Energy Secretary Rick Perry and EPA Administrator Andrew Wheeler joined President Trump on the tour.
In a statement following the event, USEA Executive Director Barry Worthington said:
“I’m thrilled that President Trump visited my home state today, that his administration continues to advance sound energy policies that encourage production and processing of our Marcellus shale resources.
“Shell is a USEA member, and we are pleased its Pennsylvania Chemicals Project will bring at least 6,000 new jobs to the region and supply the world with American-made plastics.
“Global energy demand is expected to double by 2050. Shale gas will continue to play a significant role in meeting that demand, especially Appalachian shale gas, which comprises 27% of U.S. natural gas supply. Pennsylvania is a bastion for American natural gas. Natural gas production in the state grew almost 15% in the first quarter of 2019 compared with the same quarter last year.
“From 2016-2018, the state saw 16 new gas plants worth $15 billion come online. And while pipelines are expanding in the region, we support the Trump administration’s keen awareness that we need to expand infrastructure to deliver and export this much needed natural gas.
“President Trump’s legacy, his economy, as Secretary Perry aptly notes, is driven by his energy policy. This administration has given our industry the tools it needs to innovate, produce and deliver energy to Americans and our allies.
“The U.S. is the largest oil and gas producer in the world. That didn’t happen overnight, but Trump administration policies have untied the hands of industry from redundant regulations, and painfully slow permitting processes to unleash this energy abundance, which we now share with the rest of the world in fuel and products.

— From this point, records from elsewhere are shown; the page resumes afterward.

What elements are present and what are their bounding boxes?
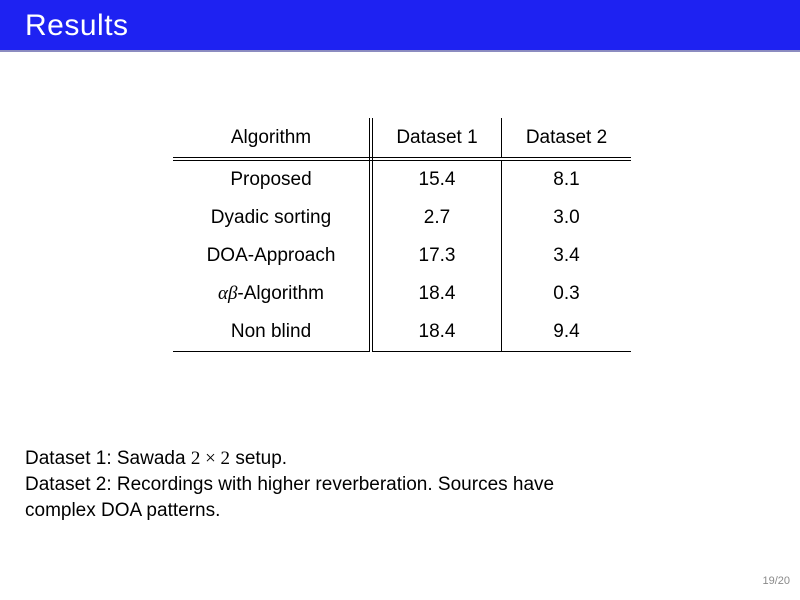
column-header-dataset2: Dataset 2: [501, 118, 631, 161]
cell-dataset1-value: 15.4: [371, 159, 502, 199]
table-header-row: Algorithm Dataset 1 Dataset 2: [173, 118, 631, 161]
cell-dataset2-value: 9.4: [501, 313, 631, 352]
algorithm-label: Non blind: [230, 321, 312, 342]
note-dataset2-line2: complex DOA patterns.: [25, 500, 221, 521]
cell-algorithm: αβ-Algorithm: [173, 275, 373, 313]
table-row: DOA-Approach 17.3 3.4: [173, 237, 631, 275]
cell-dataset2-value: 8.1: [553, 169, 580, 190]
results-table: Algorithm Dataset 1 Dataset 2 Proposed 1…: [173, 118, 631, 352]
column-header-algorithm: Algorithm: [173, 118, 373, 161]
algorithm-label: Proposed: [230, 169, 312, 190]
title-banner: Results: [0, 0, 800, 52]
note-dataset1: Dataset 1: Sawada 2 × 2 setup.: [25, 446, 715, 472]
note-dataset2-line1: Dataset 2: Recordings with higher reverb…: [25, 474, 555, 495]
algorithm-label: DOA-Approach: [206, 245, 336, 266]
algorithm-label: -Algorithm: [237, 283, 324, 304]
table-row: Non blind 18.4 9.4: [173, 313, 631, 352]
cell-algorithm: DOA-Approach: [173, 237, 373, 275]
cell-dataset2-value: 3.0: [553, 207, 580, 228]
cell-dataset1-value: 2.7: [371, 199, 502, 237]
table-row: Proposed 15.4 8.1: [173, 159, 631, 199]
note-dataset1-math: 2 × 2: [190, 448, 231, 469]
table-row: Dyadic sorting 2.7 3.0: [173, 199, 631, 237]
note-dataset1-prefix: Dataset 1: Sawada: [25, 448, 191, 469]
greek-alphabeta-label: αβ: [217, 283, 238, 304]
note-dataset1-suffix: setup.: [230, 448, 288, 469]
algorithm-label: Dyadic sorting: [210, 207, 332, 228]
slide-title: Results: [25, 9, 129, 42]
cell-dataset2-value: 3.4: [553, 245, 580, 266]
cell-dataset1-value: 18.4: [371, 275, 502, 313]
dataset-notes: Dataset 1: Sawada 2 × 2 setup. Dataset 2…: [25, 446, 715, 524]
cell-dataset1-value: 17.3: [371, 237, 502, 275]
column-header-dataset1: Dataset 1: [371, 118, 502, 161]
cell-algorithm: Dyadic sorting: [173, 199, 373, 237]
cell-dataset2-value: 0.3: [553, 283, 580, 304]
cell-algorithm: Proposed: [173, 159, 373, 199]
cell-dataset1-value: 18.4: [371, 313, 502, 352]
page-number: 19/20: [762, 575, 790, 587]
cell-algorithm: Non blind: [173, 313, 373, 352]
table-row: αβ-Algorithm 18.4 0.3: [173, 275, 631, 313]
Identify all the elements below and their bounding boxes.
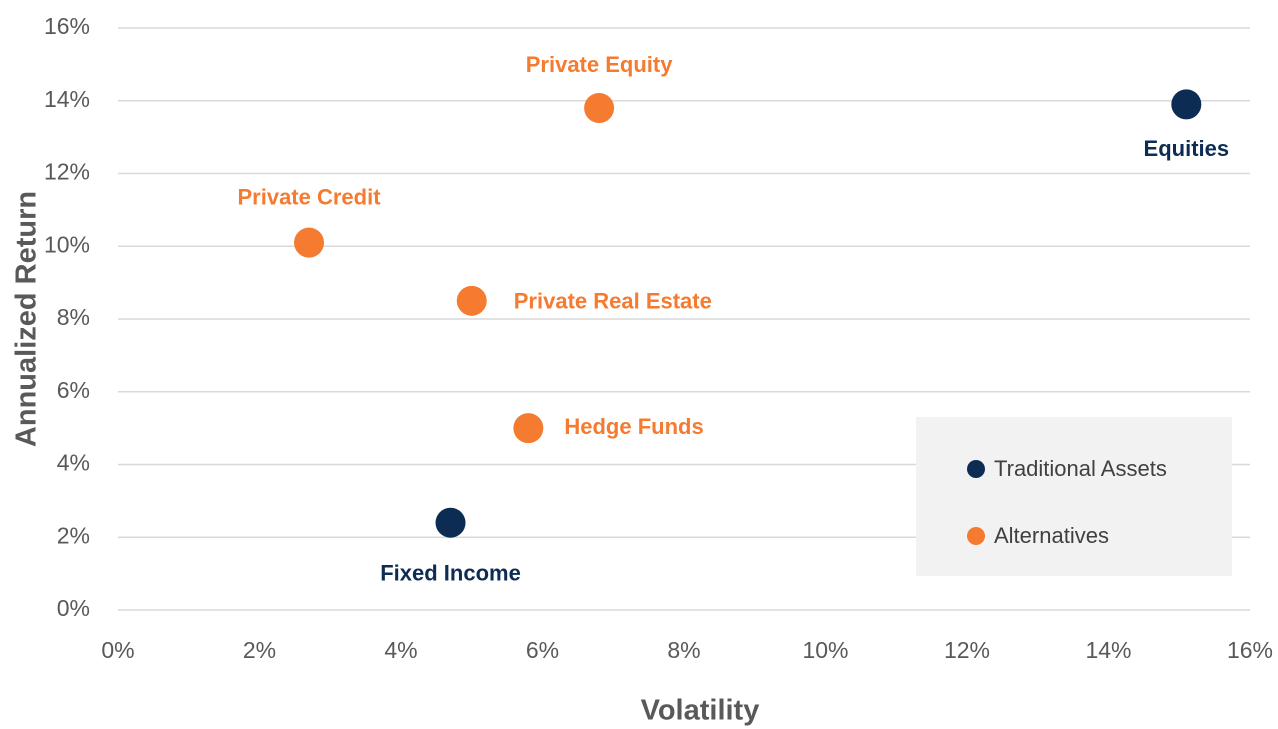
x-tick-label: 6%	[526, 637, 559, 663]
x-tick-label: 4%	[384, 637, 417, 663]
x-tick-label: 16%	[1227, 637, 1273, 663]
y-tick-label: 10%	[44, 231, 90, 257]
legend-marker	[967, 460, 985, 478]
point-label: Private Equity	[526, 52, 673, 77]
y-tick-label: 0%	[57, 595, 90, 621]
point	[584, 93, 615, 124]
point	[1171, 89, 1202, 120]
x-tick-label: 0%	[101, 637, 134, 663]
point-label: Equities	[1144, 136, 1230, 161]
y-tick-label: 12%	[44, 159, 90, 185]
x-tick-label: 14%	[1085, 637, 1131, 663]
point-label: Fixed Income	[380, 561, 521, 586]
point-label: Hedge Funds	[564, 414, 703, 439]
point	[294, 227, 325, 258]
legend-label: Traditional Assets	[994, 456, 1167, 481]
x-tick-label: 12%	[944, 637, 990, 663]
point	[456, 285, 487, 316]
point	[435, 507, 466, 538]
y-tick-label: 14%	[44, 86, 90, 112]
y-tick-label: 4%	[57, 450, 90, 476]
legend-label: Alternatives	[994, 523, 1109, 548]
legend-box	[916, 417, 1232, 576]
x-tick-label: 2%	[243, 637, 276, 663]
y-tick-label: 6%	[57, 377, 90, 403]
y-tick-label: 16%	[44, 13, 90, 39]
legend-marker	[967, 527, 985, 545]
y-axis-title: Annualized Return	[11, 191, 43, 447]
point-label: Private Credit	[237, 184, 381, 209]
point	[513, 413, 544, 444]
y-tick-label: 2%	[57, 522, 90, 548]
point-label: Private Real Estate	[514, 289, 712, 314]
y-tick-label: 8%	[57, 304, 90, 330]
x-tick-label: 10%	[802, 637, 848, 663]
x-axis-title: Volatility	[641, 695, 760, 727]
x-tick-label: 8%	[667, 637, 700, 663]
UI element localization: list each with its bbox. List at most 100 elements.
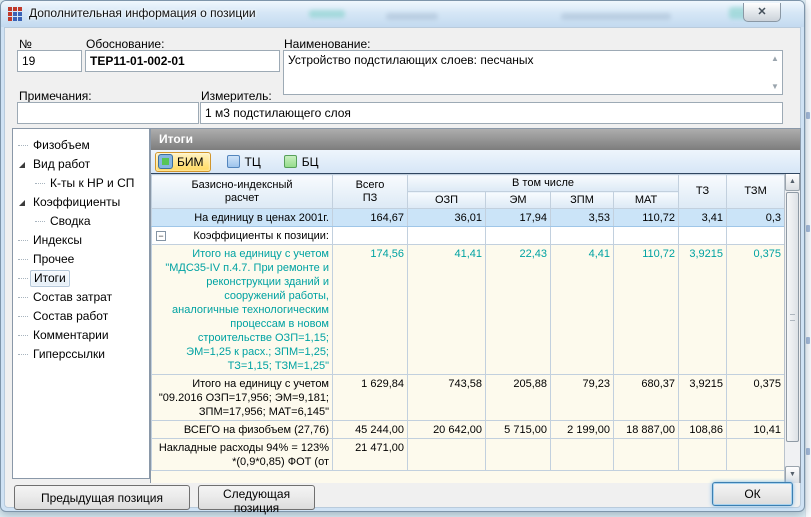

“This administration encourages innovation across the energy sector, including but not limited to the oil and gas industry. More efficient production and delivery is exactly the path forward in my view. Today’s event captured how our industry can brings jobs, prosperity and resurrect areas of this country that have been otherwise devastated.”
Perry told USEA, “We see this as just the beginning. The Appalachian petrochemical industry has the potential to create 100,000 jobs in the coming decade and inject tens of billions into the economy over the plant’s lifetime.”
Perry said the region could support at least four more plants of this kind which would make intermediate chemical products that feed manufacturing facilities throughout the Midwest and East Coast.
Earlier this year, in an Executive Order, President Trump asked that his Energy Department to find ways “to promote economic growth of the Appalachian region, including growth of petrochemical and other industries and methods for diversifying the Appalachian economy and promoting workforce development,” Perry said.
“Today nearly a third of U.S. manufacturing involving petrochemicals is within 300 miles of Pittsburgh. This manufacturing base creates $300 billion in revenue annually and employs 900,000 workers. These numbers only have the potential to grow,” Perry said.